CVE-2025-9045 is a medium-severity stored Cross-Site Scripting (XSS) vulnerability affecting the Easy Elementor Addons plugin for WordPress, developed by hashthemes. This vulnerability exists in versions up to and including 2.2.8 due to improper neutralization of input during web page generation, specifically insufficient input sanitization and output escaping of several widget parameters. An authenticated attacker with contributor-level privileges or higher can exploit this flaw by injecting arbitrary malicious scripts into pages managed by the plugin. These scripts are then stored persistently and executed whenever any user accesses the compromised page, potentially leading to session hijacking, defacement, or further exploitation of the victim's browser environment. The vulnerability has a CVSS 3.1 base score of 6.4, reflecting its network attack vector, low attack complexity, requirement for privileges (contributor or above), no user interaction needed, and a scope change affecting confidentiality and integrity but not availability. No known exploits are currently reported in the wild, and no official patches have been linked yet. The vulnerability is classified under CWE-79, which is a common and well-understood web application security issue related to improper input validation and output encoding in dynamic web content generation.

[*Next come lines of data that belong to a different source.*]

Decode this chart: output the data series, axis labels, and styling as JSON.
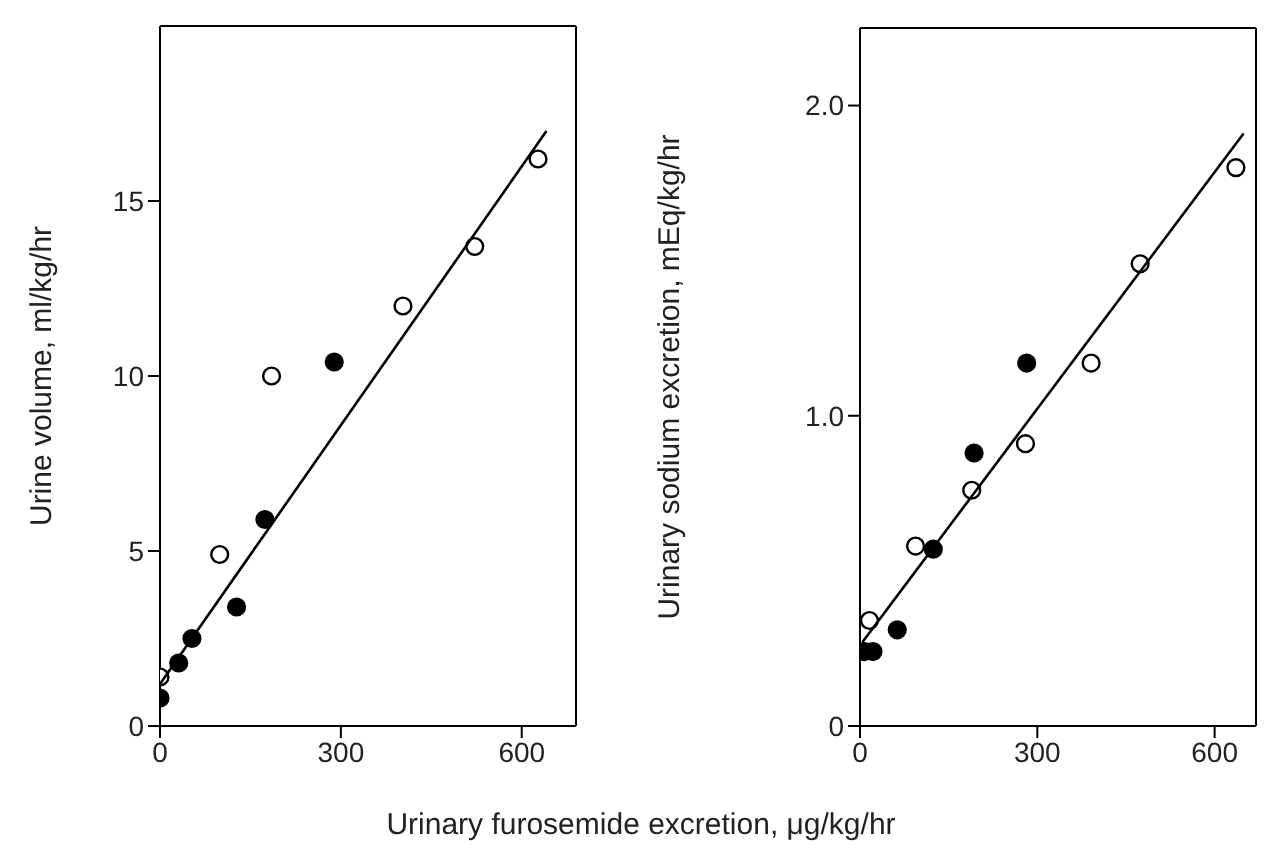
{
  "chart_data": [
    {
      "type": "scatter",
      "xlabel": "Urinary furosemide excretion, μg/kg/hr",
      "ylabel": "Urine volume, ml/kg/hr",
      "xlim": [
        0,
        690
      ],
      "xticks": [
        0,
        300,
        600
      ],
      "ylim": [
        0,
        20
      ],
      "yticks": [
        0,
        5,
        10,
        15
      ],
      "series": [
        {
          "color": "#ffffff",
          "marker": "circle",
          "x": [
            0,
            99,
            185,
            403,
            522,
            627
          ],
          "values": [
            1.4,
            4.9,
            10.0,
            12.0,
            13.7,
            16.2
          ]
        },
        {
          "color": "#000000",
          "marker": "circle",
          "x": [
            0,
            31,
            53,
            127,
            174,
            289
          ],
          "values": [
            0.8,
            1.8,
            2.5,
            3.4,
            5.9,
            10.4
          ]
        },
        {
          "type": "line",
          "color": "#000000",
          "marker": "none",
          "line_style": "solid",
          "x": [
            0,
            641
          ],
          "values": [
            1.2,
            17.0
          ]
        }
      ]
    },
    {
      "type": "scatter",
      "ylabel": "Urinary sodium excretion, mEq/kg/hr",
      "xlim": [
        0,
        670
      ],
      "xticks": [
        0,
        300,
        600
      ],
      "ylim": [
        0,
        2.25
      ],
      "yticks": [
        0,
        {
          "value": 1,
          "label": "1.0"
        },
        {
          "value": 2,
          "label": "2.0"
        }
      ],
      "series": [
        {
          "color": "#ffffff",
          "marker": "circle",
          "x": [
            16,
            94,
            189,
            280,
            391,
            474,
            636
          ],
          "values": [
            0.34,
            0.58,
            0.76,
            0.91,
            1.17,
            1.49,
            1.8
          ]
        },
        {
          "color": "#000000",
          "marker": "circle",
          "x": [
            8,
            22,
            63,
            124,
            193,
            282
          ],
          "values": [
            0.24,
            0.24,
            0.31,
            0.57,
            0.88,
            1.17
          ]
        },
        {
          "type": "line",
          "color": "#000000",
          "marker": "none",
          "line_style": "solid",
          "x": [
            4,
            649
          ],
          "values": [
            0.27,
            1.91
          ]
        }
      ]
    }
  ]
}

For European organizations, especially those relying on WordPress websites with the Easy Elementor Addons plugin installed, this vulnerability poses a significant risk to web application security and user trust. Exploitation could lead to unauthorized script execution in the context of the affected website, enabling attackers to steal session cookies, perform actions on behalf of legitimate users, or redirect users to malicious sites. This can result in data breaches, defacement, loss of customer confidence, and potential regulatory non-compliance under GDPR if personal data is compromised. Since contributor-level access is required, the threat is more relevant in environments where multiple users have elevated privileges, such as collaborative editorial teams or agencies managing client sites. The scope of impact extends to any European organization using this plugin, including e-commerce, media, and public sector websites, where the integrity and confidentiality of web content and user data are critical.

European organizations should immediately audit their WordPress installations to identify the presence and version of the Easy Elementor Addons plugin. Until an official patch is released, the following specific mitigations are recommended: 1) Restrict contributor-level and higher privileges strictly to trusted users and review user roles and permissions to minimize the number of accounts that can exploit this vulnerability. 2) Implement Web Application Firewall (WAF) rules tailored to detect and block typical XSS payloads targeting the affected widget parameters. 3) Employ Content Security Policy (CSP) headers to restrict the execution of unauthorized scripts on affected web pages. 4) Conduct thorough input validation and output encoding on any custom code interacting with the plugin or its widgets. 5) Monitor website logs and user activity for signs of suspicious script injections or anomalous behavior. 6) Stay alert for official patches or updates from hashthemes and apply them promptly once available. 7) Consider temporarily disabling or replacing the plugin if the risk is deemed unacceptable and no patch is available.